MACHETTA Domenico SDB "Quale vita? La vita eterna"

2 agosto 2015 | 18a Domenica Tempo Ordinario B | Appunti per la Lectio
1ª LETTURA: Es 16,2-4.12-15
Tra l'uscita dall'Egitto e l'entrata nella Terra promessa c'è il tempo intermedio del deserto, il cammino faticoso di quarant'anni. Quaranta è il numero del tempo provvisorio, della prova. Il popolo deve affrontare le fatiche insite nel diventare liberi. Ad ogni difficoltà il popolo dell'Esodo
"mormora". Dio rende dolci le acque di Mara, li nutre con la manna, moltiplica i suoi interventi, ma il popolo non cessa di "mormorare".
È un verbo che ritroveremo nel Vangelo di Giovanni. La generazione dell'Esodo è la generazione di sempre, una generazione perversa, dal cuore duro, che cerca "segni". È la nostra generazione. Ogni mattina siamo invitati dal salmo 94/95 a non indurire il nostro cuore come a Massa e Meriba.

VANGELO: Gv 6,24-35
Gesù, nella sinagoga di Cafàrnao, dice alle folle: "Procuratevi il cibo che dura per la vita eterna". È un cibo che solo il Figlio dell'uomo può dare, "perché su di lui il Padre, Dio, ha messo il suo sigillo". Lo "stampo" perfetto di Dio è su di lui. Gesù è l'Adamo perfetto. Gli dicono subito:
"Che cosa dobbiamo fare per compiere le opere di Dio?". La risposta di Gesù è di un'importanza fondamentale:
"Questa è l'opera di Dio: credere in colui che egli ha mandato". Non si tratta di opere, ma di una sola opera: "Che crediate in colui che egli ha mandato". "Credere in" (greco: eis), che vuol dire adesione totale, fidarsi totalmente,
"giocare la vita per...".
Si tratta di conversione. Se c'è l'opera, verranno anche le opere. Si può anche coprire con tante opere la mancanza dell'opera, della scelta radicale di Gesù. Perché uno può anche buttarsi nelle opere cercando se stesso. L'opera, questo "credere in", suppone la morte di se stessi, il perdere la propria vita. È un cammino, un moto a luogo (eis + accusativo), un itinerario; è la fede. Naturalmente, questo "credere in" non è in potere dell'uomo, viene dall'alto, perché "il pane di Dio è colui che discende dal cielo e dà la vita al mondo".
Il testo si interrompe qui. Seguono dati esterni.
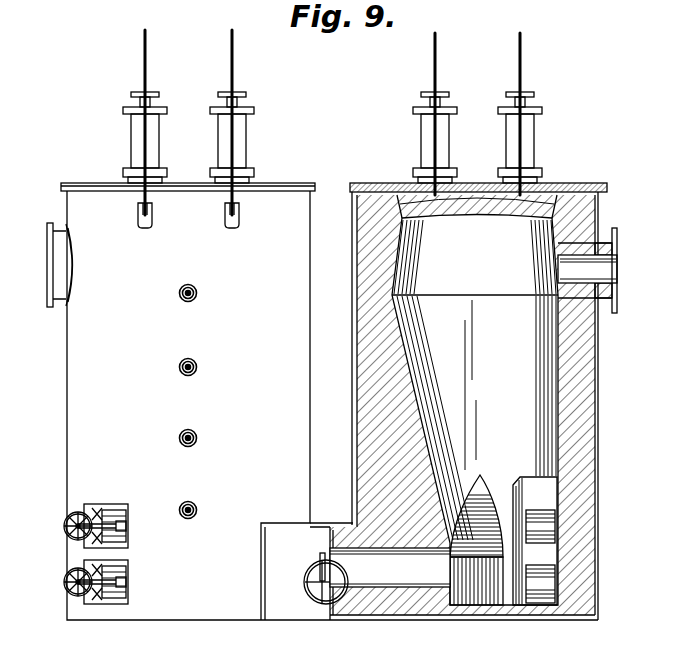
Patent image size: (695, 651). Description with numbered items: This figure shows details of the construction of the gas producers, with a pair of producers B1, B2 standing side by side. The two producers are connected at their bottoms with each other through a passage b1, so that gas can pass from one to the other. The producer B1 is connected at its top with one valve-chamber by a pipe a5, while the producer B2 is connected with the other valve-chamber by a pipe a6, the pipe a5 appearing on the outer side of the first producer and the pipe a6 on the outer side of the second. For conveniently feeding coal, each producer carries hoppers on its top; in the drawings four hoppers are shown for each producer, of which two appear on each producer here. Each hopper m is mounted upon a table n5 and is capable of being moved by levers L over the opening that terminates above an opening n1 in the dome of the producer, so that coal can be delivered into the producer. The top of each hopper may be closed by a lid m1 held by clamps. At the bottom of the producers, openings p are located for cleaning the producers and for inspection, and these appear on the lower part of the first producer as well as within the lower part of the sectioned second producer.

The lever L is at (143, 50).
The hopper m is at (131, 127).
The lid m1 is at (168, 112).
The table n5 is at (551, 174).
The pipe a5 is at (47, 262).
The producer B1 is at (207, 401).
The producer B2 is at (468, 401).
The opening in the dome of the producer n1 is at (460, 232).
The pipe a6 is at (619, 268).
The opening p is at (130, 530).
The passage b1 is at (377, 576).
Quando uno incomincia a dire di "sì" al Signore, a decidersi senza riserve per lui, incomincia un travaglio, un percorso di capovolgimento. Dio incomincia a disorientarti, a farti toccare il tuo limite, anche l'esperienza di impotenza, fino a smontarti tutto. Quando sei ben rovesciato, allora ti ributta nel campo, ma ci vai in modo diverso, ti accorgi di non essere più necessario; non ti preoccupi più di fare tante cose, ma del modo con cui fare le cose; ti sentirai inviato da lui, che è il padrone della vigna e della messe; capirai che, prima che a te, il mondo sta a cuore a lui. Bisogna decidersi per l'unica opera: dire di sì al Signore.
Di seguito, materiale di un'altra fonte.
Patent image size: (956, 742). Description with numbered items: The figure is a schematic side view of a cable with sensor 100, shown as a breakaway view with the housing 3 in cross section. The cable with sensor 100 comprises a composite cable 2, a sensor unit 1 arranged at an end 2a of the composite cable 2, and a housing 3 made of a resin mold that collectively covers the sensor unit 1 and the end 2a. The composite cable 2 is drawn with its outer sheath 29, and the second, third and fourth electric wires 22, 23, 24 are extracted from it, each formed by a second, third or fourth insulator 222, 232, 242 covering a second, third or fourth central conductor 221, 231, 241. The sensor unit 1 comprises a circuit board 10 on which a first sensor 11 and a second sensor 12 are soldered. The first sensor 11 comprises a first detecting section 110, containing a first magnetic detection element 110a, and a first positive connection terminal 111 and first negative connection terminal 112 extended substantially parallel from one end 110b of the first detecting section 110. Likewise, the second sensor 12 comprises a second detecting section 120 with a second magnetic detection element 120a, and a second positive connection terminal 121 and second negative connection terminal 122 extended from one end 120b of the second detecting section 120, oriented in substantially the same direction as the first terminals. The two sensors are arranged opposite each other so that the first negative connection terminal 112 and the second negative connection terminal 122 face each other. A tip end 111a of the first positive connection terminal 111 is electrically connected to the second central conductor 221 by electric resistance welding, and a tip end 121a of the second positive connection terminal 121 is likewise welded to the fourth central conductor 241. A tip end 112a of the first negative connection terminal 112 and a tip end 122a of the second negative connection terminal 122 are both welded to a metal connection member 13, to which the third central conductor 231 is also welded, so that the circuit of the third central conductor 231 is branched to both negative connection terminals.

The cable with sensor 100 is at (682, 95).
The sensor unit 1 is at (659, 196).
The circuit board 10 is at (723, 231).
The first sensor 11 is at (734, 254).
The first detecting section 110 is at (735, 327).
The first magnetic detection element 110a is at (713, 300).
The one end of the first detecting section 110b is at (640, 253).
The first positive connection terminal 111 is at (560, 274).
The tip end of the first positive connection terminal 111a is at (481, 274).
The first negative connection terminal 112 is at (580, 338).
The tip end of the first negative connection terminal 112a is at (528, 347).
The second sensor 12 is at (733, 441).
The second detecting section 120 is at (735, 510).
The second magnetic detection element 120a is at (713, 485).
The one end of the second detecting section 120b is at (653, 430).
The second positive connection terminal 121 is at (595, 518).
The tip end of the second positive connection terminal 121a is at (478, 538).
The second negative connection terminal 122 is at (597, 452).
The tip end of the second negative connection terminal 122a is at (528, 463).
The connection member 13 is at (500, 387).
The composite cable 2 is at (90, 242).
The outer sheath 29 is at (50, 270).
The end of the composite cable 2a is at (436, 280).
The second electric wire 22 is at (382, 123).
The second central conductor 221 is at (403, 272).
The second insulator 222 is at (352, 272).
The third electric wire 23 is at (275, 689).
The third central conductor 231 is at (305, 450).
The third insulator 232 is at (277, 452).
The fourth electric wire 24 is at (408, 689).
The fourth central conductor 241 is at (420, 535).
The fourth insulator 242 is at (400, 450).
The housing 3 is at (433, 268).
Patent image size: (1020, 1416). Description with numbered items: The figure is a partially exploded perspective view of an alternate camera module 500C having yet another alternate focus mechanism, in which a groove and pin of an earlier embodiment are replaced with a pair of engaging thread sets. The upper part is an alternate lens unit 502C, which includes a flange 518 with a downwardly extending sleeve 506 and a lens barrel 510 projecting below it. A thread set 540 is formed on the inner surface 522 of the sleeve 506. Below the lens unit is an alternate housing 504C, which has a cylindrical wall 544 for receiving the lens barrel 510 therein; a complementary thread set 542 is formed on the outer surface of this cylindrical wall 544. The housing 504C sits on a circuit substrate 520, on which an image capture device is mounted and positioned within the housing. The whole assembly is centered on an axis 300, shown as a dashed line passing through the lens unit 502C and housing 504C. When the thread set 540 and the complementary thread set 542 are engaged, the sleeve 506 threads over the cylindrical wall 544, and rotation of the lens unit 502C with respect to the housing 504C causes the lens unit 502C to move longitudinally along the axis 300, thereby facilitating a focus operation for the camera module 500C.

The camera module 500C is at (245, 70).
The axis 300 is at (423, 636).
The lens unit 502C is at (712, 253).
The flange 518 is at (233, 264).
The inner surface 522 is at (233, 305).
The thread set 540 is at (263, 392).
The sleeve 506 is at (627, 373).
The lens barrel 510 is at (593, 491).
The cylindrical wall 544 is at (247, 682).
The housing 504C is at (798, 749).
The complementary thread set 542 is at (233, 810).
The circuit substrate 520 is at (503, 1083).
Si sente in Giovanni il grande tema del libro dell'Esodo: lo scopo della liberazione dall'Egitto è l'Alleanza nuziale del Sinai. "Questo dirai alla casa di Giacobbe e annuncerai agli Israeliti: Voi stessi avete visto ciò che io ho fatto all'Egitto e come ho sollevato voi su ali di aquile e vi ho fatti venire fino a me" (Es 19,3-4). "Venire a me", "credere", indicano la stessa realtà, lo scopo della nostra vita. Quando il popolo si accorge che il fine della liberazione non è il benessere materiale, ma l'incontro con Dio, va in crisi. Nel Vangelo si parla di pane della vita. Quale vita? La vita eterna, che Gesù, nella preghiera sacerdotale, definirà così: "Questa è la vita eterna: che conoscano te, l'unico vero Dio, e colui che hai mandato, Gesù Cristo" (Gv 17,3).
Davanti a questa realtà, continua oggi ad andare in crisi la generazione di Massa e Meriba, quella generazione del benessere che pretende segni, a cui non viene dato altro segno che quello di Giona.